Şeriat-ı Garra, kelâm-ı ezelîden geldiğinden, ebede gidecektir. Nefs-i emmarenin istibdad-ı rezilesinden selâmetimiz, İslâmiyete istinad iledir, o hablü’l-metine temessük iledir. Ve haklı hürriyetten hakkıyla istifade etmek, imandan istimdad iledir. Zira Sâni-i Âlem’e hakkıyla abd ve hizmetkâr olanın, halka ubudiyete tenezzül etmemesi gerektir. Herkes kendi âleminde bir kumandan olduğundan, âlem-i asgarında cihad-ı ekber ile mükelleftir. Ve ahlâk-ı Ahmediye ile tahallûk ve Sünnet-i Nebeviyeyi ihya ile muvazzaftır.

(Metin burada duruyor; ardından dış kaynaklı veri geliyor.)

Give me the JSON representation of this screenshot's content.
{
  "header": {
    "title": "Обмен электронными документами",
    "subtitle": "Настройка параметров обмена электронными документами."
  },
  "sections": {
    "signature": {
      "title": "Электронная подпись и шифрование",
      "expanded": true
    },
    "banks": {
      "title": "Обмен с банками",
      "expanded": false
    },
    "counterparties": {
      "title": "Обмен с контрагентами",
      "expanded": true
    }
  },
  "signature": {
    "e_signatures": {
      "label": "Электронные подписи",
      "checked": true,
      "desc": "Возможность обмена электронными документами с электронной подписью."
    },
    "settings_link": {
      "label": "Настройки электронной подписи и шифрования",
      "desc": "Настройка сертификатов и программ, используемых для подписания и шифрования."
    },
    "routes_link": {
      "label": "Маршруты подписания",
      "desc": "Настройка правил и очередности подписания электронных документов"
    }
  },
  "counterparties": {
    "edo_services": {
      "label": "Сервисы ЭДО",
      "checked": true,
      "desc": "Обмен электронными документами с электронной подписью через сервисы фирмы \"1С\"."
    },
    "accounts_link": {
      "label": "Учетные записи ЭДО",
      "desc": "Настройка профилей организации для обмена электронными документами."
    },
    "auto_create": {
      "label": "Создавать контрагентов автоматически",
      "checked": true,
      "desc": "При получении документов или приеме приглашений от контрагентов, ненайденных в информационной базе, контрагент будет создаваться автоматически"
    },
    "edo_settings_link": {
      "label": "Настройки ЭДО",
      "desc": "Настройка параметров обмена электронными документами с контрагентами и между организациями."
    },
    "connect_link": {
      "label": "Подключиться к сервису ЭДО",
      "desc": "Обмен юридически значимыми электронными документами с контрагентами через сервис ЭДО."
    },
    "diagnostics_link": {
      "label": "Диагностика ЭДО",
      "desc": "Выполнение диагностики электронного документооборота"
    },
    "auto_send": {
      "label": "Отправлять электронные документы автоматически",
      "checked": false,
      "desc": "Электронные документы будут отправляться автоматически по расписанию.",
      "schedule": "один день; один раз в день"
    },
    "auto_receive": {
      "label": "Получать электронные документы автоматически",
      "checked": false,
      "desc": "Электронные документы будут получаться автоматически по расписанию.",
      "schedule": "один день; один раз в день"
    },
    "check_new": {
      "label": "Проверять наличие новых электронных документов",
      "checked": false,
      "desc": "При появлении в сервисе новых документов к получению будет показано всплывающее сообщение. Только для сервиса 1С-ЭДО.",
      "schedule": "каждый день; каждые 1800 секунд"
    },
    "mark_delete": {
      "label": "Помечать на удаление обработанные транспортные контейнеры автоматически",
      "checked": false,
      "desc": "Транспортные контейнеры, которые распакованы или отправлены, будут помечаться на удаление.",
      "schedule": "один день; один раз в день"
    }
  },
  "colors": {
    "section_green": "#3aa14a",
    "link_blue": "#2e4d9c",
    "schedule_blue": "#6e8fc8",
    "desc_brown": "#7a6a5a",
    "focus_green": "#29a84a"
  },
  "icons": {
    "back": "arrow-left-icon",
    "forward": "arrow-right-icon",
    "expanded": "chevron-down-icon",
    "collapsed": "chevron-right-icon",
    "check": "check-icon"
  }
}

Ey evliya-i umur! Tevfîk isterseniz, kavânîn-i âdetullaha tevfîk-ı hareket ediniz. Yoksa tevfîksizlik ile cevab-ı red alacaksınız. Zira ma’ruf umum enbiyanın memâlik-i İslâmiye ve Osmaniyeden zuhuru, kader-i İlâhiyenin bir işaret ve remzidir ki, bu memleket insanlarının makine-i tekemmülâtının buharı diyanettir. Ve bu Asya ve Afrika tarlasının ve Rumeli bostanının çiçekleri ziya-i İslâmiyet ile neşv ü nema bulacaktır.
Dünya için din feda olunmaz. Gebermiş istibdadı muhafaza için, vaktiyle mesâil-i Şeriat rüşvet verilirdi. Dinin meseleleri terk ve feda edilmesinden, zarardan başka ne faydası görüldü? Milletin kalp hastalığı, zaaf-ı diyanettir. Bunu takviye ile sıhhat bulabilir.
Bizim cemaatimizin meşrebi, muhabbete muhabbet ve husumete husumettir. Yani, beyne’l-İslâm muhabbete imdat ve husumet askerini bozmaktır.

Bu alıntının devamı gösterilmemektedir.